Melelahkannya rasa ini sepertinya ingin mati dalam rasa. Aku seperti si sakit jiwa tetapi belajar selalu waras. Oh, rasa yang membunuhku, aku pun ingin menikam dan membunuh engkau kembali. Tenang dan menenangkan, kalut, "tetap akan menjadi kekalutan".
Aku ingin tidur malam ini lebih cepat demi membunuh rasaku sendiri. Jiwaku seperti tidak berarti lagi. Hidup dipenuhi rasa sakit merana di dalam batin, namun pancaran akan sadar pengetahuan ini menyelamatkanku. Akan ada cahaya di dalam gelap itu, mencari tenang memang sulit, sesulit menyembunyikan perasaan diri sendiri.

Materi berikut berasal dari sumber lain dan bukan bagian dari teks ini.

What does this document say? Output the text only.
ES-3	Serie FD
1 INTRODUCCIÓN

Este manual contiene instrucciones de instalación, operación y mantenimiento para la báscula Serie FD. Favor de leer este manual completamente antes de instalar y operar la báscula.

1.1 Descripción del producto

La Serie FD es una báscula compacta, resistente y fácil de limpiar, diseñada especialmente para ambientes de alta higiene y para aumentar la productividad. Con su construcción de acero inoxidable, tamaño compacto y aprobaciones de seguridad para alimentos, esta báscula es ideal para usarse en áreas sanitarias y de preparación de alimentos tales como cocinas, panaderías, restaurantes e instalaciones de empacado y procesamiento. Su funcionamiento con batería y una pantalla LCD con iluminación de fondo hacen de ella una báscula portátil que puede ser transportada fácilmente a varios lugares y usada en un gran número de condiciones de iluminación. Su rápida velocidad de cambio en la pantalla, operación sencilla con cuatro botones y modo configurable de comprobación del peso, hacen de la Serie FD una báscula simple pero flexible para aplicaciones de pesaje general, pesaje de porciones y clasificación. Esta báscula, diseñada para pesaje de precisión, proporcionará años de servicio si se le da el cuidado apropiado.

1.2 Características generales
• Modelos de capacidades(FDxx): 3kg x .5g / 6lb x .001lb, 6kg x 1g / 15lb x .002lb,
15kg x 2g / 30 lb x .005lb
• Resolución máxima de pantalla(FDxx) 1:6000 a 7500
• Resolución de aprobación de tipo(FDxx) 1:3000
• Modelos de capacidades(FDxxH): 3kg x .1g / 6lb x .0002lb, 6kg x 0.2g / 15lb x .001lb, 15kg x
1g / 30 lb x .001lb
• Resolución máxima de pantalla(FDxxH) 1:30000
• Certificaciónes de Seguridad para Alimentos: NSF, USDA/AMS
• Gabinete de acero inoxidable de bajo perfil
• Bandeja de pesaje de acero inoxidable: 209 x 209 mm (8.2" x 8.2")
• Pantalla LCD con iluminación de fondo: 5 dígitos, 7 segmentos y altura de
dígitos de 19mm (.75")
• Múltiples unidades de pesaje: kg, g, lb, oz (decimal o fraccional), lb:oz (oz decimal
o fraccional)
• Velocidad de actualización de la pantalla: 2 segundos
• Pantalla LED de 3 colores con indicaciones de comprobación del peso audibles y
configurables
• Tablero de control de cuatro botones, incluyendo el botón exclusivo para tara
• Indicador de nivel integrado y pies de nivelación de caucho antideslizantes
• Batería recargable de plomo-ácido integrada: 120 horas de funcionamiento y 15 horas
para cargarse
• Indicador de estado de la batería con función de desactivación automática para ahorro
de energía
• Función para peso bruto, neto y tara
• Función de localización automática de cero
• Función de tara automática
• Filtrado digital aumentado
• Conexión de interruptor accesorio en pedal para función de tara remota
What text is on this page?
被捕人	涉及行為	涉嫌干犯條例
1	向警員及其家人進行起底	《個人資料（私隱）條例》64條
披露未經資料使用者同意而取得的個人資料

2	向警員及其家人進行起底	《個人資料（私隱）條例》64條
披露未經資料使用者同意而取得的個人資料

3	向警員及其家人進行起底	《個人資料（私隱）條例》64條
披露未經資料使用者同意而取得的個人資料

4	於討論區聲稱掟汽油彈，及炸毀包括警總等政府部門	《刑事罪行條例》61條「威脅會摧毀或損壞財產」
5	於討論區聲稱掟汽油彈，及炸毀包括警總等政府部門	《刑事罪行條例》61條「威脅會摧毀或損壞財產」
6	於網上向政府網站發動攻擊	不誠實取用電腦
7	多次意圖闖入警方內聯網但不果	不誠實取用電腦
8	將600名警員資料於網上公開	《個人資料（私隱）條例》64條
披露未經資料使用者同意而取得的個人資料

Tidak ada ungkapan pasti dari rasa itu. Dia rasa, "mempunyai cara sendiri menyiksa dan membahagiakan dirinya sendiri". Yang sehat adalah mereka yang terus tenang tanpa beban rasa di dada dan hatinya. Namun tidak mudah membebaskan itu, kau harus pergi jauh-jauh melampaui bayanganmu sendiri. Menyepi di dalam hingar-bingar gemerlapnya hidup.
Yang terpasti adalah mati, jodoh pun dengan kematian. Hidup ini seperti menunggu mati, "mati untuk tenang melanjutkan hidup baru lagi". Tidak akan ada alasan untuk menyarah, di dalam keadaan ini.Â
Tidak ada pula alasan untuk tidak melawan kehidupan ini. Setan dan malaikat adalah kotoran imajinasi yang palsu. Lambat laun pretensi mereka hilang menjadi kita dan diri kita sendiri. Hidup bersama rasa memang meilukan seperti pilunya kekalutan yang ada didalam diri ini.
Jika aku bisa terbang? akan aku terbangkan diri ini. Jika aku bisa mematikan diri? aku akan mempercepat mati demi hidup baru itu. Hidup ini melelahkan, tetapi apa yang harus kau perbuat? kau sudah mengetahuinya. Sepertinya untuk membunuh hidup bukan kau untuk mengakhiri nyawamu tetapi, "kau harus membunuh imajinasi dan setiap angan-anganmu sendiri yang secara tidak sadar mematikan dirimu sendiri dengan buayan romansa superioritas palsu".
Disore ini aku seperti angin, terbawa, riuh dan mengalir di dalam ketidaktahuan. Aku masih terdiam bahkan berkali-kali berdiam. Aku merasa aku harus melakukan sesuatu. Ya, keputusan yang harus aku tuju, "antara singgah dan terus bergerak melaju".
Bau dupa ini sesekali menenangkan hatiku. Rasanya harus dengan apa lagi menjadi tenang dan bersemangat menjalani hari? Oh, kedaimaian, aku menunggumu disetiap waktu, di sini aku masih terjebak dengan anganku, "angan-angan yang menggelisahkan aku". Aku sadar bahwa hidup adalah kepamrihan yang harus dijalani. Aku pun mengira, menjalani hidup tanpa pamrih itu hanya omong kosong belaka.